Wednesday, February 11, 2015

This Is The End

There had been much more that I wanted to say.  I suppose wallowing in my self pity and grief ate up all of my time.  And now the time has come to say my final goodbye.

The last few days and hours have been somewhat surreal.  I haven't felt that I could share the extent of my depression with anyone, not even with Sue.  So outwardly, for all the world, it has been business as usual.  While internally I have been a train wreck.

My only regret in ending my life is the disruption & turmoil I will be causing to everyone close to me.  But I cannot put this off any longer.  I do not feel afraid of doing this.  I do not feel afraid about what may happen next.  The goal is to put an end to this confusing craziness.

Goodbye everyone.

Sunday, February 8, 2015

Not a Fantasy, Another Truth Revealed

I will say this only once. 

The truth is that sex actually is part of it all. 

I will never experience sex the way I'm supposed to, as a woman.

That's a pain point.

Black Hole

What is tough is knowing, really knowing that there are people that do care about you and love you.  How can I still feel so alone and hopeless while surrounded by so much love?  Why do I feel such sadness all the time? 

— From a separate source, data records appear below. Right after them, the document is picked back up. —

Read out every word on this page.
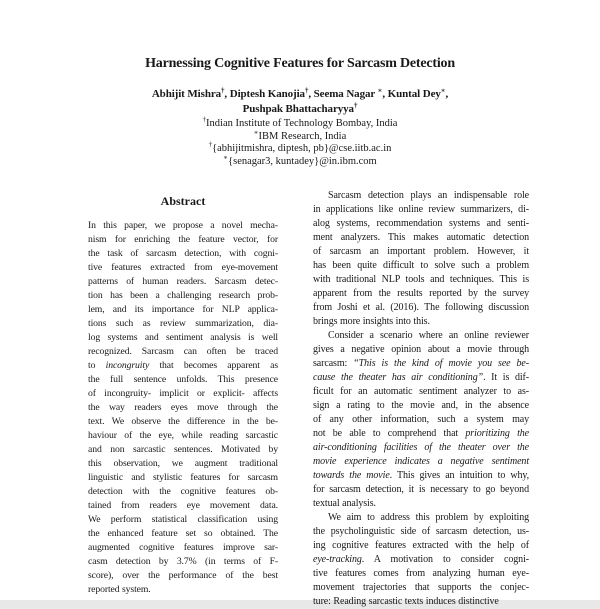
Harnessing Cognitive Features for Sarcasm Detection
Abhijit Mishra†, Diptesh Kanojia†, Seema Nagar ∗, Kuntal Dey∗,
Pushpak Bhattacharyya†
†Indian Institute of Technology Bombay, India
∗IBM Research, India
†{abhijitmishra, diptesh, pb}@cse.iitb.ac.in
∗{senagar3, kuntadey}@in.ibm.com
Abstract
In this paper, we propose a novel mecha-
nism for enriching the feature vector, for
the task of sarcasm detection, with cogni-
tive features extracted from eye-movement
patterns of human readers. Sarcasm detec-
tion has been a challenging research prob-
lem, and its importance for NLP applica-
tions such as review summarization, dia-
log systems and sentiment analysis is well
recognized. Sarcasm can often be traced
to incongruity that becomes apparent as
the full sentence unfolds. This presence
of incongruity- implicit or explicit- affects
the way readers eyes move through the
text. We observe the difference in the be-
haviour of the eye, while reading sarcastic
and non sarcastic sentences. Motivated by
this observation, we augment traditional
linguistic and stylistic features for sarcasm
detection with the cognitive features ob-
tained from readers eye movement data.
We perform statistical classification using
the enhanced feature set so obtained. The
augmented cognitive features improve sar-
casm detection by 3.7% (in terms of F-
score), over the performance of the best
reported system.
Sarcasm detection plays an indispensable role
in applications like online review summarizers, di-
alog systems, recommendation systems and senti-
ment analyzers. This makes automatic detection
of sarcasm an important problem. However, it
has been quite difficult to solve such a problem
with traditional NLP tools and techniques. This is
apparent from the results reported by the survey
from Joshi et al. (2016). The following discussion
brings more insights into this.
Consider a scenario where an online reviewer
gives a negative opinion about a movie through
sarcasm: “This is the kind of movie you see be-
cause the theater has air conditioning”. It is dif-
ficult for an automatic sentiment analyzer to as-
sign a rating to the movie and, in the absence
of any other information, such a system may
not be able to comprehend that prioritizing the
air-conditioning facilities of the theater over the
movie experience indicates a negative sentiment
towards the movie. This gives an intuition to why,
for sarcasm detection, it is necessary to go beyond
textual analysis.
We aim to address this problem by exploiting
the psycholinguistic side of sarcasm detection, us-
ing cognitive features extracted with the help of
eye-tracking. A motivation to consider cogni-
tive features comes from analyzing human eye-
movement trajectories that supports the conjec-
ture: Reading sarcastic texts induces distinctive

What is tough is knowing that there are others out there going through gender struggles too.  They all might have different situations, might be at different places on their journey, and many have a rougher path than mine.

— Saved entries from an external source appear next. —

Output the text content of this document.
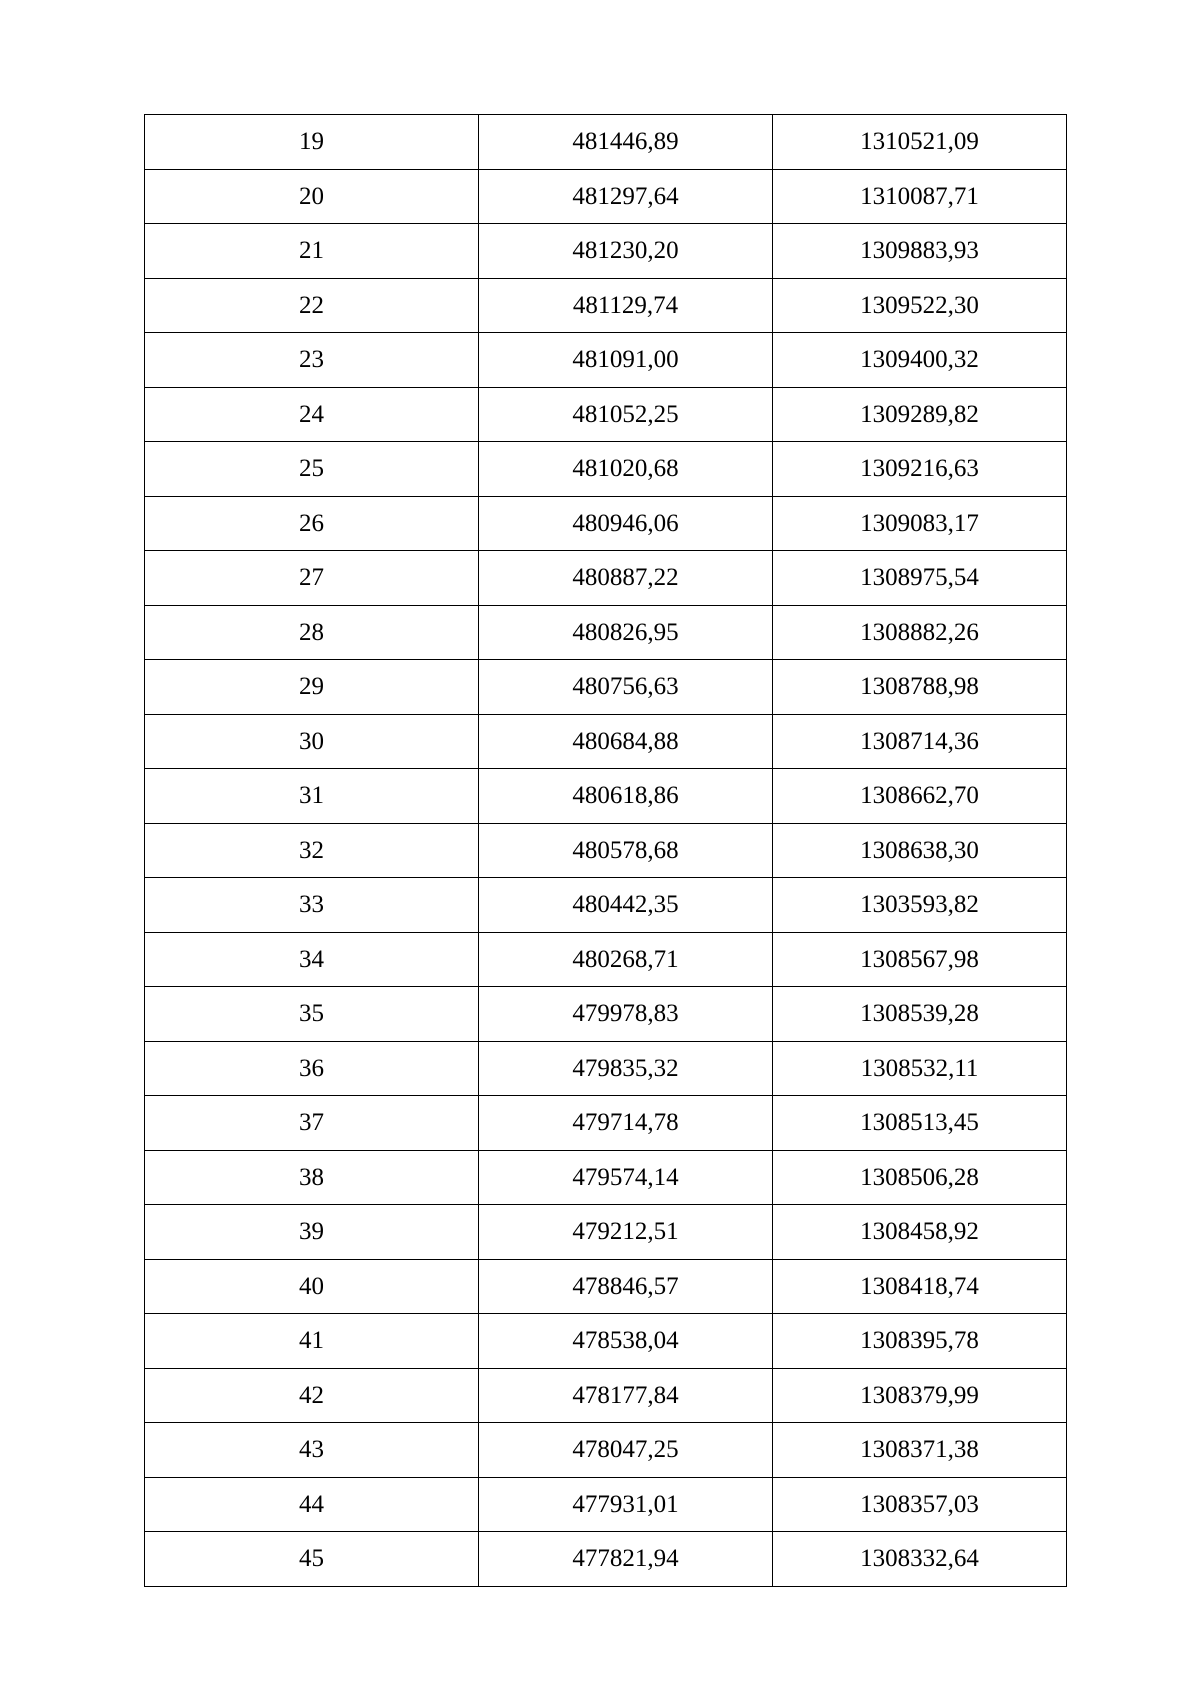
19	481446,89	1310521,09
20	481297,64	1310087,71
21	481230,20	1309883,93
22	481129,74	1309522,30
23	481091,00	1309400,32
24	481052,25	1309289,82
25	481020,68	1309216,63
26	480946,06	1309083,17
27	480887,22	1308975,54
28	480826,95	1308882,26
29	480756,63	1308788,98
30	480684,88	1308714,36
31	480618,86	1308662,70
32	480578,68	1308638,30
33	480442,35	1303593,82
34	480268,71	1308567,98
35	479978,83	1308539,28
36	479835,32	1308532,11
37	479714,78	1308513,45
38	479574,14	1308506,28
39	479212,51	1308458,92
40	478846,57	1308418,74
41	478538,04	1308395,78
42	478177,84	1308379,99
43	478047,25	1308371,38
44	477931,01	1308357,03
45	477821,94	1308332,64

Depression can be so insidious and relentless.  There seems to be no reason for its existence.  But it is there nonetheless.  Deep and dark and constant.  A black hole I cannot find a way out of.

I feel tremendous guilt for being so selfish.  But the anguish and sorrow continuously follow me around.  So strange, but I am no longer afraid.



Saturday, February 7, 2015

Return to the Edge?

She returned to spend time with the friends she had made earlier.  They are very kind and accepting, and welcome her to stay with them.  She finds it to be a good enough life.  However, she never feels to be completely part of their tribe.  There remains a part of her that knows without question that she is different, that she belongs in that other place.  Despite having found a good life she struggles to be happy.  She continuously feels drawn to her true home while knowing that she can never make her way there.  Eventually she leaves her adopted tribe and sets out on her own again.  She wanders aimlessly, and then finds herself back at the edge.  At this point she cannot go back, she cannot go forward.  She feels stuck, and extremely sad.  She falls to the ground at the edge, sobbing uncontrollably.

Sunday, February 1, 2015

Clothes don't make the woman or man

What you put on, on the outside, will not define who you are on the inside.  Clothes, along with your attitude and general presentation, may help society identify your gender.  But what truly defines your gender is inside.  It is your personality, your mind, your soul.  The sooner you begin to present your true soul to society the better off you will be in the long run. 

I spent a whole life suppressing my true self, keeping it internal, while maintaining a false costume, a false personhood to the world for decades.  The male hormones stewing inside of me slowly changed my body the wrong way, made my body a thing of loathing.  The psychological impact of denying my true self and spending my life pretending to be a man has deeply scarred my mind.  I have physical aspects of a male that I will likely never be able to erase.  I have a lifetime of socializing as a man that has been deeply ingrained onto my personality.  I have lost a lifetime of experiences, emotions and feelings, I have lost a lifetime of living as my correct gender.
 
I have come to believe that the better course of action for anyone who is transgender has got to be finding a way to come out to the world, and finding a way to transition to your correct gender as early in your life as possible.  It may be much too late for me.